The Bike Lanes That Come With One-Lane-From-Two-Lanes Will Have Economic Benefits for Colorado Springs

Wednesday, May 18, 2016

The biggest side benefit from instituting One Lane From Two Lanes in the Old North End is that there will be room for wide bike lanes on a number of arterial streets running through the neighborhood.

When two lanes of traffic in each direction are reduced to one lane, an entire lane on the street surface becomes available for a use other than automobiles. A logical use for the empty lane is to make it a bike lane.

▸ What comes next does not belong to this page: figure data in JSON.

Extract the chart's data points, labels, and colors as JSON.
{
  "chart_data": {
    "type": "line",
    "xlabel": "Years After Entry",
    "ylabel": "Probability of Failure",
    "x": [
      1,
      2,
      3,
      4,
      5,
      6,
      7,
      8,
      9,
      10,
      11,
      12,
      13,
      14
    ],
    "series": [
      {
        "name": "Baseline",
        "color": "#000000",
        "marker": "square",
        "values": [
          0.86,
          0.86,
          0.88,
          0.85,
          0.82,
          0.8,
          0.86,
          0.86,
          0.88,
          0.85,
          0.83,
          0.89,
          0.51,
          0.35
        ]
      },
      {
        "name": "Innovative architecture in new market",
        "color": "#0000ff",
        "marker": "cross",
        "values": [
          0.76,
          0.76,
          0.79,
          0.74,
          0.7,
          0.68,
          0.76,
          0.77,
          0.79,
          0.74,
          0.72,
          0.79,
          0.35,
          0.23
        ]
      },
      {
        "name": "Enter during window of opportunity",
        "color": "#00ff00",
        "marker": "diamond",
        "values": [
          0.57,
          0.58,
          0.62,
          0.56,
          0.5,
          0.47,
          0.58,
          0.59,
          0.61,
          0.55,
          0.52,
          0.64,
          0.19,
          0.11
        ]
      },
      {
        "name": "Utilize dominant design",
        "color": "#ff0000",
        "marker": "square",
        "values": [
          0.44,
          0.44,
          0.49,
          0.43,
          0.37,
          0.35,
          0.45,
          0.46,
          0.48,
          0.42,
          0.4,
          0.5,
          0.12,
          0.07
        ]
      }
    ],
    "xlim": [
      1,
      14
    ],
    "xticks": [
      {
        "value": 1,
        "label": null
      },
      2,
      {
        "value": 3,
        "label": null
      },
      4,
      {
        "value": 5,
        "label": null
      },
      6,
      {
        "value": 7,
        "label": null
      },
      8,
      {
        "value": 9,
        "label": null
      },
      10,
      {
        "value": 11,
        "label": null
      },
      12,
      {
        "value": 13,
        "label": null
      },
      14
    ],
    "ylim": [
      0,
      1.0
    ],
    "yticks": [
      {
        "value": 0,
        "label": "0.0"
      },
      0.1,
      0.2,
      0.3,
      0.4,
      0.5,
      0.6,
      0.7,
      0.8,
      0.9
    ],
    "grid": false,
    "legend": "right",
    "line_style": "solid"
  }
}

Scott Lane, a transportation planner in Raleigh, North Carolina, summed up the economic benefits of bike lanes this way:

“Cycling alone contributes an estimated $133 billion annually to the U.S. economy, supporting 1.1 million jobs and generating nearly $18 billion in tax revenues. But for our purposes, the key statistic is this: bicycling generates nearly $50 billion for non-cycling-sector businesses in the form of meals, hotel lodging, clothing, and entertainment…

“Cycling investments are returned nine-fold by extending vacations, drawing new vacationers to the area, and encouraging them to return again and again. Cyclists tend to have higher-than-average incomes and educational levels, facts that businesses should be aware of when thinking about creating bike-friendly atmospheres…

“The old mantra that walking and cycling advocates – and not that many other people – used to say was, “Biking and walking are good for you.” Now we see institutions like the Urban Land Institute, mayors of cities of all sizes, and increasing numbers of everyday people say, “Biking and walking is good for us, our economy, and our community!”

So the wide bike lanes that will come with One Lane From Two Lanes in the Old North End should have very dramatic effects on the economy of Colorado Springs, particularly downtown.


Read the full article here


2 thoughts on “The Bike Lanes That Come With One-Lane-From-Two-Lanes Will Have Economic Benefits for Colorado Springs”

  1. So, visiting bikers are going to cycle down these thoroughfares? I don’t think so, Monument Valley and the Santa Fe trail have been well used bike routes for generations, why would anyone dive into heavily used motor vehicle routes?

  2. The Downtown Master Plan includes the following action item: “Design and implement the Urban and Neighborhood Greenways with protected bike facilities and narrower and/or fewer travel lanes to prioritize their function as primary routes for bicycle movement through the core and to and from the Legacy Loop. Immediate priority streets are Weber and Cascade to improve connectivity to Colorado College and neighborhoods to the North.”